FCA introduces new rules for customer transfers

Out-Law News | 16 Dec 2019 | 4:49 pm | 2 min. read

The UK’s Financial Conduct Authority (FCA) has published a package of new rules intended to make it easier for customers to transfer from one investment platform to another without having to liquidate their assets.

The move follows a market study and consultation earlier this year. The new rules follow feedback received during the consultation process, which the regulator said supported the principle that customers should be able to make ‘in-specie’ transfers between platforms without liquidating their assets.

The rules, published in a policy statement (23 page / 552KB PDF), introduce requirements for investment platforms to offer consumers the choice to transfer units in investment funds common to both platforms via an in-specie transfer. Platforms will also have to request a conversion of unit classes where this is necessary to enable the in-specie transfer to take place, and ensure that consumers moving onto a new platform are given an option to convert to discounted units, where these are available.

Some of the new rules will apply to both receiving and ceding platforms, for instance those which require firms to tell consumers about their transfer options. Other rules are more specific about which platform needs to act.

Financial services expert Tobin Ashby of Pinsent Masons, the law firm behind Out-Law, said the policy statement and the rules meant previous discussions about a flexible fund pricing approach using fund cost rebates were over for the time being. Ashby said the FCA had noted that it did “not currently intend” to allow a move back to the rebate approach because of the fear of confusing customers.

“The direction of travel towards in-specie transfers has been clear since the original consultation and an investment platform that is transferring assets to another will need to consider the practicalities of how to arrange for conversions of investment units into a more common unit class before moving the assets,” Ashby said.

“Whilst the FCA has noted the issue of potential increased cost for investors moving to a standard unit class, the onus has been left with the platform to consider the materiality of the cost impact and to inform customers of the change. Firms will also need to check that terms and conditions with customers align with the new requirements, including the option to move to a discounted unit class if available post-transfer, and that advice provided to the customer deals with any cost impacts,” Ashby said.

Ashby said firms would have to wait to find out how the FCA would tackle the question of exit fees. Previously the regulator has considered a total ban on exit fees as the most appropriate way of reducing consumer harm, but it said it would consult on this issue in the first quarter of 2020.

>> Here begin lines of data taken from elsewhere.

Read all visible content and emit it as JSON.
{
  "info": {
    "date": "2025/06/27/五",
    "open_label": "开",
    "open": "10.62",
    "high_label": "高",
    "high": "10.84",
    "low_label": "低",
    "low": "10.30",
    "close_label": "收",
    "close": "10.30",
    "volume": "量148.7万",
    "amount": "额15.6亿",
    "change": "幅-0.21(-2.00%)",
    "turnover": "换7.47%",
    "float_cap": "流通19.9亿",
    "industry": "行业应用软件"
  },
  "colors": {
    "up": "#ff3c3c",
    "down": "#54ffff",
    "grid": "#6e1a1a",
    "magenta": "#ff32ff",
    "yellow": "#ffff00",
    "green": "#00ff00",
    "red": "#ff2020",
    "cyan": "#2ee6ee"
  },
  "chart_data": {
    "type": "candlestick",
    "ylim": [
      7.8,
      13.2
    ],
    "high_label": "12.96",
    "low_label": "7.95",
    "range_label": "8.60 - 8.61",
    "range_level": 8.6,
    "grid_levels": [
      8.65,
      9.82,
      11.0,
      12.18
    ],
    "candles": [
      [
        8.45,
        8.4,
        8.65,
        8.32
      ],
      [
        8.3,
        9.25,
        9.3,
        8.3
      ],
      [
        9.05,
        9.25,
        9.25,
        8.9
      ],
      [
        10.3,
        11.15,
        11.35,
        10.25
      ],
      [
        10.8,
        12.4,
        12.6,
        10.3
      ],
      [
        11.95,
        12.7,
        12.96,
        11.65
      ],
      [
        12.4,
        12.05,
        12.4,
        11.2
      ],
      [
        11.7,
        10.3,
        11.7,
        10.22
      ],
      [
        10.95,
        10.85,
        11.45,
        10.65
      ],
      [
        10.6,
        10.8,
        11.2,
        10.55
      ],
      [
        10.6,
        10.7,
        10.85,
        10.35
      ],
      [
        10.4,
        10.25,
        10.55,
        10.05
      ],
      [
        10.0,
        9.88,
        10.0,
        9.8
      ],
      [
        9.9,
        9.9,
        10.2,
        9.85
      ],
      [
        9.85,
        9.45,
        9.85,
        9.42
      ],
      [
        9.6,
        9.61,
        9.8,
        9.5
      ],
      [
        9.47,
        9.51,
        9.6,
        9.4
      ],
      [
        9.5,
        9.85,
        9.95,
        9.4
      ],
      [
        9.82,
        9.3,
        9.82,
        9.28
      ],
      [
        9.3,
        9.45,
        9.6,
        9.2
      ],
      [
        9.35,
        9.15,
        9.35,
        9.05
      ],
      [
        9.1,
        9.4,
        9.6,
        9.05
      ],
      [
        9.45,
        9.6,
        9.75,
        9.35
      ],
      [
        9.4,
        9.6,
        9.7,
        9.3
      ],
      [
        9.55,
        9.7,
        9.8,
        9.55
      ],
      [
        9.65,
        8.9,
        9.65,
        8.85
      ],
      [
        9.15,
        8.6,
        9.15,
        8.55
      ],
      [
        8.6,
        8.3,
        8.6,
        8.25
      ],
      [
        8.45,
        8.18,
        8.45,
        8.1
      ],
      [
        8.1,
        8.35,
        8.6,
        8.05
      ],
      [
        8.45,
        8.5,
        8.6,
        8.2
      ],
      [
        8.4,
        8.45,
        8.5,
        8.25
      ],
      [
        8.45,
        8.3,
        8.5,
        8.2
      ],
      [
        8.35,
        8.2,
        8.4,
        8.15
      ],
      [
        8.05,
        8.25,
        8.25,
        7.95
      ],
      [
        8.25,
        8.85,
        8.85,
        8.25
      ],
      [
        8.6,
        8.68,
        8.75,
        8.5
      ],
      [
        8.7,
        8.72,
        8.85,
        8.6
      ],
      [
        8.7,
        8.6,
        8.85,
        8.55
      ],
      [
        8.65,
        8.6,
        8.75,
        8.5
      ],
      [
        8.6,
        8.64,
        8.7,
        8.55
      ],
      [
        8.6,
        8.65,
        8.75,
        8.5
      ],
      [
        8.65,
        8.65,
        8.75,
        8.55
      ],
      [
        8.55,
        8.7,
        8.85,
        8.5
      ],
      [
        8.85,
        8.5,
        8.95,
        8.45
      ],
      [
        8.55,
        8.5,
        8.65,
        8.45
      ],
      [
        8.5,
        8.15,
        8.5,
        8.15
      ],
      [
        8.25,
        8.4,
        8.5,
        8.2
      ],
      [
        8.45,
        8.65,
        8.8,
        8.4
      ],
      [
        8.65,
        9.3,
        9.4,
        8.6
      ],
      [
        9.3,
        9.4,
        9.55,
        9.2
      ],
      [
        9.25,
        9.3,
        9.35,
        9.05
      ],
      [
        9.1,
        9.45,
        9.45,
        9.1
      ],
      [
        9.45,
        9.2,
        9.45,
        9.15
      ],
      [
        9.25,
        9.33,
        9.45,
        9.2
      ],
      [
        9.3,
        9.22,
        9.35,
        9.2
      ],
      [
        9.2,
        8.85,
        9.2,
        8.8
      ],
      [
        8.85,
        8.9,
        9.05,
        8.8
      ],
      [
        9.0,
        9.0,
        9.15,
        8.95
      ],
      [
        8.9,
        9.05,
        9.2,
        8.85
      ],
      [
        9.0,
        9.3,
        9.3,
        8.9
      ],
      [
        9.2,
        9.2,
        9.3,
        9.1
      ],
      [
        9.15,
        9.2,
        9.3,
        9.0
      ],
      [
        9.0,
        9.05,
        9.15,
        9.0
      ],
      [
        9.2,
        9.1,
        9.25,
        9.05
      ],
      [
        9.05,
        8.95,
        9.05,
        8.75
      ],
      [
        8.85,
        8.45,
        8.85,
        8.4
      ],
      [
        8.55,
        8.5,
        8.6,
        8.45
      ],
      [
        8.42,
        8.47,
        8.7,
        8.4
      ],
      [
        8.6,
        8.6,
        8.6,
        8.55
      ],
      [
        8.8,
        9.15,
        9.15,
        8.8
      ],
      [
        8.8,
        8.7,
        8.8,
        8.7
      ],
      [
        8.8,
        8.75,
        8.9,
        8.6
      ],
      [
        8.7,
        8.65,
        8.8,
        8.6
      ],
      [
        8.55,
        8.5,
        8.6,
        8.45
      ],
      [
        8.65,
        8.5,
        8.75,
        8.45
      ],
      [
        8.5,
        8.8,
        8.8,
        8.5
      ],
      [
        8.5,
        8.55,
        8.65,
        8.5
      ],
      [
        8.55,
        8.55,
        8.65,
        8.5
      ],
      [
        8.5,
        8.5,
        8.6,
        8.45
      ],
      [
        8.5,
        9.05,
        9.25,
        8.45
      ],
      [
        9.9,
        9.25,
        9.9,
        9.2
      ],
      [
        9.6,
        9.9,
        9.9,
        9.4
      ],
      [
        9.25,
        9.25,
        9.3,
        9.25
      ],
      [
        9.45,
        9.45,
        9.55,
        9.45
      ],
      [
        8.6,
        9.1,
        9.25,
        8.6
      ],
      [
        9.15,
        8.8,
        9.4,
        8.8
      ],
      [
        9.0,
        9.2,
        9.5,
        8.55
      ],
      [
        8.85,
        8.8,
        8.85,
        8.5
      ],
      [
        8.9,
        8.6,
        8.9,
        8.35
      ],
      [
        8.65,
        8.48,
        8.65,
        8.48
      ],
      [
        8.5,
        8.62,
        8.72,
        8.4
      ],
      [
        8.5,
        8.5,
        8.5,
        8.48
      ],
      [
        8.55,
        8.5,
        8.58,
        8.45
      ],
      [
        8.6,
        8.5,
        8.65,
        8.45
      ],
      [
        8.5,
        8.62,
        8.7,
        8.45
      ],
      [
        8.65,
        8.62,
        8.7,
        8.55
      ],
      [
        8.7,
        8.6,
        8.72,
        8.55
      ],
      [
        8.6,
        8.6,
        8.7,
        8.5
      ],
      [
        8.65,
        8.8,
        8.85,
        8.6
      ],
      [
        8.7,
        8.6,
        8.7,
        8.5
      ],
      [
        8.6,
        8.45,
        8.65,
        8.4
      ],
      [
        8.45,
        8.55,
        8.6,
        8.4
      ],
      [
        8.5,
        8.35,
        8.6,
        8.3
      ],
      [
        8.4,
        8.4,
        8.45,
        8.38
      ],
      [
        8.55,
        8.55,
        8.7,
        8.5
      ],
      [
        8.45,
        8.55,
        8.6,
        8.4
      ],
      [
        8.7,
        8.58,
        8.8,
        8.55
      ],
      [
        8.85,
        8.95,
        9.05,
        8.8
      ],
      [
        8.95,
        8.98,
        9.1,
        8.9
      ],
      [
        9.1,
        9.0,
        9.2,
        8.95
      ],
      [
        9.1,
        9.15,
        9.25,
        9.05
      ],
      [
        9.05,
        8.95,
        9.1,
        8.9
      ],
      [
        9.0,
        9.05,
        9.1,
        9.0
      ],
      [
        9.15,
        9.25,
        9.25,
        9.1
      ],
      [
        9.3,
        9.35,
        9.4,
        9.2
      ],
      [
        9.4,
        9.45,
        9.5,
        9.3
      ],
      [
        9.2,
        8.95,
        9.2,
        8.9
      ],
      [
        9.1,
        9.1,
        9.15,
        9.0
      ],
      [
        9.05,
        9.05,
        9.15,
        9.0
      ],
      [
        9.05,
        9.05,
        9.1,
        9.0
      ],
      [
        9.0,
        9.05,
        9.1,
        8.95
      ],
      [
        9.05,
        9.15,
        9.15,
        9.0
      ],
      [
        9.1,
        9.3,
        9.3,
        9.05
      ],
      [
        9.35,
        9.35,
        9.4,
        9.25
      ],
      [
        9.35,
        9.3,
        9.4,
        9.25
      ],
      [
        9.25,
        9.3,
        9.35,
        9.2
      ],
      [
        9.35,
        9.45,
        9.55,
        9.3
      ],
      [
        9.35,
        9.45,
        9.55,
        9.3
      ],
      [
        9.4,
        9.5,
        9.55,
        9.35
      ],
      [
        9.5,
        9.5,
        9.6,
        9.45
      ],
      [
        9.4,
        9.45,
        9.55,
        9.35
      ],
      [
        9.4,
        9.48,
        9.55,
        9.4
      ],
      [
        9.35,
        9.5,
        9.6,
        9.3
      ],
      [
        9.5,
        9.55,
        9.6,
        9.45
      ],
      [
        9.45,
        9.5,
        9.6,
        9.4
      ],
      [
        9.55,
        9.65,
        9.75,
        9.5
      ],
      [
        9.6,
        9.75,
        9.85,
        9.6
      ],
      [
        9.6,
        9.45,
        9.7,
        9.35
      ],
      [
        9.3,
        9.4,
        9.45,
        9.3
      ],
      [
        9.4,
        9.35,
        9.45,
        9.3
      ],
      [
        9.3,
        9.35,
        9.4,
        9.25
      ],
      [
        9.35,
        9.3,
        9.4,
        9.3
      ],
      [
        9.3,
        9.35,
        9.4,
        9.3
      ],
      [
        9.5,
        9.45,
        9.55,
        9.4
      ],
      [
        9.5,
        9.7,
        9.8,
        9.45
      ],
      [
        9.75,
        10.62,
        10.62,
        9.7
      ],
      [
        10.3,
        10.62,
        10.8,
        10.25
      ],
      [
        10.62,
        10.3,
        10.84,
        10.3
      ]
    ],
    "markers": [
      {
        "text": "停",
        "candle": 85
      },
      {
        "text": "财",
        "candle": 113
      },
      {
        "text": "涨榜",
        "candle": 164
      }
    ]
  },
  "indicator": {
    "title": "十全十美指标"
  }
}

Responses to the FCA consultation said technology was an important factor in enabling transfers and urged the regulator to encourage adoption of industry-led initiative ‘STAR’, which is designed to improve transfer times and customer communications.

Respondents said firms would also be able to support unit conversions more easily if STAR, along with TISA Exchange standards, were adopted more widely.

The FCA said the new rules were part of a wider package of actions to improve the switching process, which included the STAR initiative. It said that it expected the overall package to result in a “prevalence” of in-specie transfers for most asset classes, but would keep the improvement process under review.

The conversion and transfer rules are due to come into force on 31 July 2020.